After a long campaign focusing on funding for education, healthcare, and combating climate change, Bend’s own State House district 54 was taken from Republican Cheri Helt by Democratic candidate Jason Kropf with over 60% of the vote. “[I’d] like to thank Rep. Helt for a hard-fought campaign and her years of public service to our community,” Kropf’s campaign said on Tuesday.  “I look forward to putting the election behind us and moving forward together to make real progress on the issues that matter to Bend voters.”

The house district for Redmond and Bend’s area, district 53, was held by incumbent Republican Jack Zika with over 57% of the vote. “I’m honored to represent Central Oregon again in the legislature and continuing to work towards making it affordable for all Central Oregonians,” said Zika’s campaign on Wednesday.

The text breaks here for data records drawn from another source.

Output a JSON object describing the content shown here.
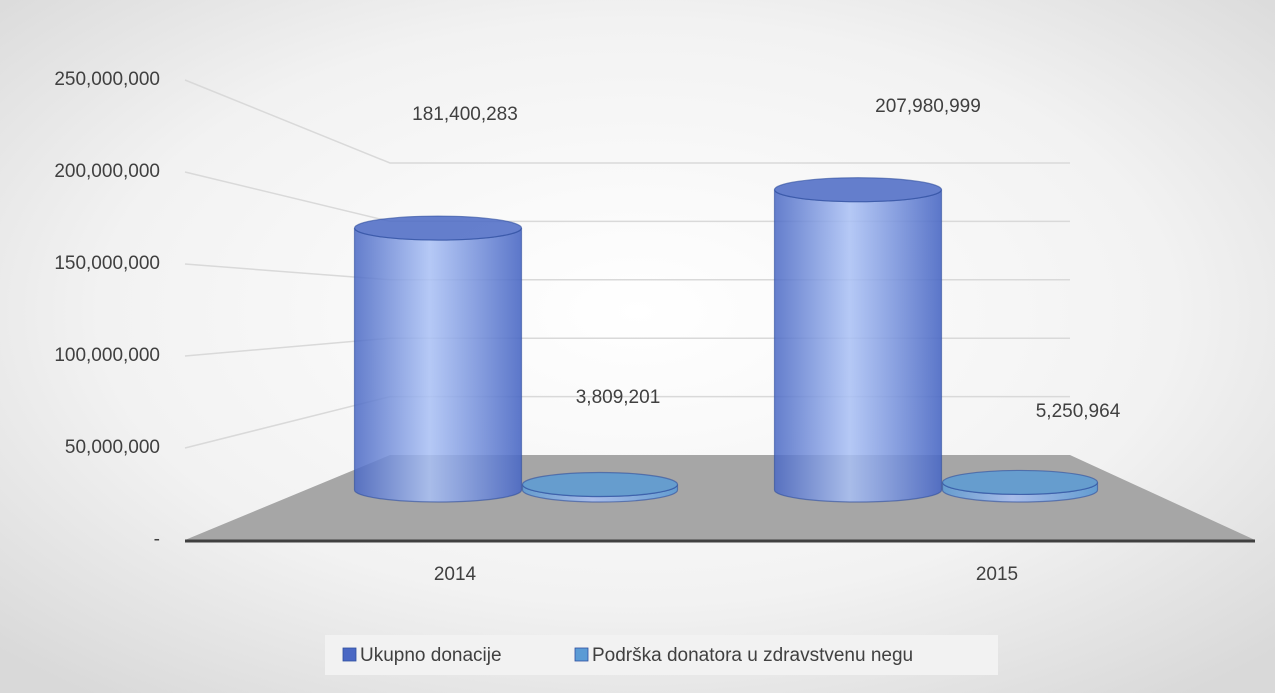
{
  "chart_data": {
    "type": "bar3d",
    "categories": [
      "2014",
      "2015"
    ],
    "series": [
      {
        "name": "Ukupno donacije",
        "color": "#4a68c4",
        "values": [
          181400283,
          207980999
        ],
        "value_labels": [
          "181,400,283",
          "207,980,999"
        ]
      },
      {
        "name": "Podrška donatora u zdravstvenu negu",
        "color": "#5b9bd5",
        "values": [
          3809201,
          5250964
        ],
        "value_labels": [
          "3,809,201",
          "5,250,964"
        ]
      }
    ],
    "ylim": [
      0,
      250000000
    ],
    "yticks": [
      {
        "value": 0,
        "label": "-"
      },
      {
        "value": 50000000,
        "label": "50,000,000"
      },
      {
        "value": 100000000,
        "label": "100,000,000"
      },
      {
        "value": 150000000,
        "label": "150,000,000"
      },
      {
        "value": 200000000,
        "label": "200,000,000"
      },
      {
        "value": 250000000,
        "label": "250,000,000"
      }
    ],
    "grid": true,
    "legend": "bottom"
  }
}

The race for Bend’s State Senate District 27, which includes Redmond and other rural areas, has not yet been called. As of Nov 11, incumbent Republican Tim Knopp was up by 1.64% of the vote against Democrat Eileen Kiely. Knopp has been the senator for that district since 2013 and famously walked out of the State Senate session to block the 2019 cap and trade bill’s passing. On Thursday, Knopp clarified that the election was not yet over, citing several challenged ballots higher than his current lead margin. “It’s been an unusual campaign year, to say the least, but it’s not over,” his campaign said.

In Bend, city council positions 1 through 4 were up for election, and Democratic Party-endorsed candidates won all of the positions. This unseated current Republican councilmembers Justin Livingston and Chris Piper. Piper was appointed by mayor Sally Russel in 2018 to fill an empty seat.

Current Deschutes county sheriff Shane Nelson won his reelection against challenger Scott Schaier, a former Bend Police officer, with 55.93% of the vote.

Democrat Phil Chang beat incumbent Republican Phil Henderson for Deschutes County Commissioner, with 52 percent of the vote. “[We] shared a vision for a county that grows well, with services to meet the growing needs of our community,” Chang’s campaign said on Wednesday. “Now, we get to move forward with making that vision a reality!”

Ballot Measures

As for ballot measures, every state measure passed in this year’s election. Measure 107, which will allow cities and districts to make their own campaign finance laws, Measure 108, which increases taxes on tobacco products, Measure 109, which legalizes the use of psilocybin for research and eventually medical purposes, and Measure 110, which changes the law such that those charged with only drug possession face time in state-funded drug rehabilitation centers, all passed.

Locally, bond measures were passed for both the Deschutes Public Library District and the Redmond School District to increase funding. Voters chose not to allow additional marijuana manufacturing facilities to be constructed in Deschutes County outside of cities. Bend voters passed a bond measure to improve transit options and quality in the city.